翌日、学校で職員会議があり、処分が決まった、
茂は退学。取り巻き二人は2週間の停学(その後、転校という名の自主退学)、俺は一週間の学校内謹慎処分。智香はお咎めなし。
しかし、Twitterの流行り始めの頃であっと言う間にこの事件の事が広まった。
”〇〇市 中坊アバズレ取り合い 男二人乱闘”
”中学生女子 名前 ユカ 〇〇市第三中学”(実際は第二中学)
”かあちゃん ソープ”
その他、見るに堪えない内容がTwitterで燃えていた。
智香もTwitterをしていて、夕方憤っていた。
”建設会社のドラ息子 と 何も悪くない女子中学生
どっちが悪いか考えればすぐ分かる
それも分からないバカばっかしか ここに来るのは”
〇〇市の建設会社ドラ息子で身バレ合戦が始まった。直ぐ特定された。知ってる人は知っていた。
結花の事は載らなくなった。
事件の翌日、ナンシーさんは結花を連れて秀一郎を訪ねていた。俺によろしく、ありがとうと伝えて欲しいと言っていたそうだ。

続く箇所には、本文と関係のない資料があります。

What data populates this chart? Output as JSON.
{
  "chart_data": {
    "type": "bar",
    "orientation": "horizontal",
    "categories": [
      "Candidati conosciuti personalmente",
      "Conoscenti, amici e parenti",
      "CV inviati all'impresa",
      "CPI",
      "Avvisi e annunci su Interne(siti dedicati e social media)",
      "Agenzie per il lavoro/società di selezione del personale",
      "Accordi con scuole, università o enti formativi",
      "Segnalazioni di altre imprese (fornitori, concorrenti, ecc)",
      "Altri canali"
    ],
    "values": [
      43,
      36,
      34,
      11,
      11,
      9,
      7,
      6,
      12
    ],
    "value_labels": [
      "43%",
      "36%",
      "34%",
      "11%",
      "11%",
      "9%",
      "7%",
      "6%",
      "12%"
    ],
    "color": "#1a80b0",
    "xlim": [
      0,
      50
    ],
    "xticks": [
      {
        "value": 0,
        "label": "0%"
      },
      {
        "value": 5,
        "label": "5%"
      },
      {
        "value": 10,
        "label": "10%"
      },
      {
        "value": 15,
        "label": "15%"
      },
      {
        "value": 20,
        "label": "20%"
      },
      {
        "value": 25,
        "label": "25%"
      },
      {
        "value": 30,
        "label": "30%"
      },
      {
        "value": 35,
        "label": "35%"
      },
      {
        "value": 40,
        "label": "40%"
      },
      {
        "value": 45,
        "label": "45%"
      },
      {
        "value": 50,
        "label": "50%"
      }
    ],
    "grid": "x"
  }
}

次の土曜日、結花が寺に来た。「お怪我は大丈夫ですか?本当にすみませんでした、、、助けてもらって、ありがとうございました。」
凄く申し訳なさそうな顔で謝った後、頭を下げ、にっこりと微笑んでくれた。
「ううん。無事でよかった。ホントに良かった。」絆創膏の張られた顔と、包帯が巻かれた頭の俺、微笑み返した。